My question is what is the probability that I have counted 50 or fewer correct answers? Is it greater than, less than, or equal to the probability that I have counted 51 or more correct answers?
Thanks to you and JoshuaZ for trying to help me here.
So how have you set up the prisoners in the universe in advance and how do you decide on the location you set down?
Is it safe to say that this problem, this result, has no applicability to any similar problem involving a merely finite amount of prisoners, say a mere googol of them?
Yes. But I do think that thinking critically about the assumptions you are making, in particular that you can meaningfully talk about what it means to pick a random individual in a uniform fashion, is worthwhile for understanding a fair bit of probability and related issues which are relevant in broader in contexts.

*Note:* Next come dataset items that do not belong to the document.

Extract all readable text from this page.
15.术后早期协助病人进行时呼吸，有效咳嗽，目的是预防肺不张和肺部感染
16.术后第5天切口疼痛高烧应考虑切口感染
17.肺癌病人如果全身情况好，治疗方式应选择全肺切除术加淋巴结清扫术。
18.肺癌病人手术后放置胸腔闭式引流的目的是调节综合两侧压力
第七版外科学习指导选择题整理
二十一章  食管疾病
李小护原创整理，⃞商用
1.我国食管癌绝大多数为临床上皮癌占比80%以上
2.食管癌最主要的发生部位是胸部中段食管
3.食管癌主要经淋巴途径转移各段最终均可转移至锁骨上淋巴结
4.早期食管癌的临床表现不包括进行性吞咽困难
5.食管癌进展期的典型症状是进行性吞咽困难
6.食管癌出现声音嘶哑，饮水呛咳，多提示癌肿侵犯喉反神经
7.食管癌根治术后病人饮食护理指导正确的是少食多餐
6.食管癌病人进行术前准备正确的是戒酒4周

As to critically understanding what it means to pick a random individual in a uniform fashion, yes it is worth understanding what one means, as a tremendous amount of mischief is done in the name of randomness. With a finite number of prisoners, I would actually not need to pick prisoners randomly in order to gather statistics. If I would simply count up all the prisoners who got the hat color correct and all that got it wrong, and I do the experiment say 100 times and plot a histogram of the results and then decide whether the results deviate from a normal distribution with mean 50% by enough to make it practically interesting.
But since you say this result has no applicability to a finite population of prisoners, I am assuming there is nothing here that would push the result away from 50:50?